Thursday, October 29, 2009
Jewelry? Already?
Wednesday, October 28, 2009
Oink
Tuesday, October 13, 2009
the thesis of DOOM
TAX-COGNIZANT DISCOUNTED CASH FLOW VALUATION MODEL USING FINANCING AND RISK ELEMENTS: A RETAIL REAL ESTATE INVESTMENT APPROACH
ABSTRACT
An investigation of current real estate investment (REI) discounted cash flow (DCF) models and their applicability to the individual investor in small income properties exposed: a lack of relevancy to the sole proprietor, marginal applicability to analyzing the asset, and a number of inherent shortfalls in modeling cash flows. This paper constructs a tax-cognizant DCF valuation model that addresses financing structure and risk elements while overcoming classical DCF model shortfalls through determination of a minimum holding period, the mitigation of a hypersensitive terminal value, the elimination of circular logic in the discount rate, and the characterization of vacancy risk.

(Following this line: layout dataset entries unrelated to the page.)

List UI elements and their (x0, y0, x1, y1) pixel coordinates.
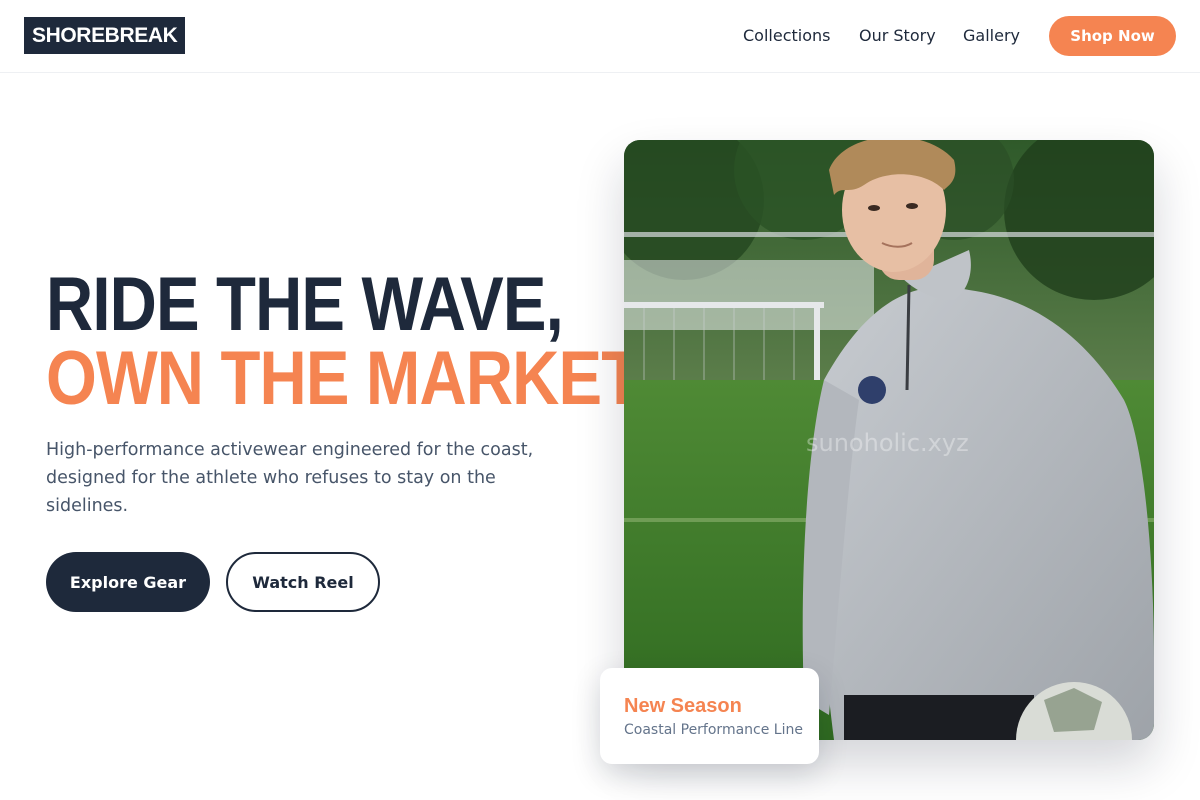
explore-gear-button[interactable]: Explore Gear (46, 552, 210, 612)
headline-line-2: OWN THE MARKET. (46, 336, 651, 421)
top-nav: SHOREBREAK Collections Our Story Gallery… (0, 0, 1200, 73)
badge-title: New Season (624, 695, 742, 717)
headline-line-1: RIDE THE WAVE, (46, 262, 564, 347)
hero-subtitle: High-performance activewear engineered f… (46, 440, 534, 516)
watch-reel-button[interactable]: Watch Reel (226, 552, 380, 612)
nav-link-gallery[interactable]: Gallery (963, 26, 1020, 46)
nav-link-our-story[interactable]: Our Story (859, 26, 936, 46)
shop-now-button[interactable]: Shop Now (1049, 16, 1176, 56)
new-season-card[interactable]: New Season Coastal Performance Line (600, 668, 819, 764)
brand-logo[interactable]: SHOREBREAK (24, 17, 186, 54)
hero-headline: RIDE THE WAVE, OWN THE MARKET. (46, 262, 651, 421)
photo-watermark: sunoholic.xyz (806, 429, 969, 457)
nav-link-collections[interactable]: Collections (743, 26, 830, 46)
hero-photo: sunoholic.xyz (624, 140, 1154, 740)
badge-subtitle: Coastal Performance Line (624, 722, 803, 738)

The paper consists of two hypotheses that substantiate the value of a tailored model. First, modeling and simulation of income property vacancy characteristics allows a more accurate assessment of a property’s after-tax cash flows and net present value by recognizing tax implications that would otherwise erroneously price profitability. Second, taxes influence investors in relatively higher tax brackets to seek both longer loan terms and longer minimum holding periods for a positive net present value (NPV); realized through both tax sheltered income and equity appreciation at the long-term capital gains rate. Evaluation of these hypotheses by comparing the classic DCF model to the tailored model yielded the following noteworthy findings. First, modeling and simulation of vacancy frequency and durations derived from market statistics produces a more pessimistic assessment of income. Second, longer rather than shorter term loans have superior value through accumulation of more tax sheltering loan interest early and in greater amounts. Third, investors in relatively higher income tax brackets enjoy greater NPV on their investments due to tax sheltering at the marginal income tax rate and asset disposition at the depreciation recapture and long-term capital gains rates. Fourth, contrary to the initial hypothesis, higher-taxed investors reach a break-even holding period sooner than investors in lower income tax brackets.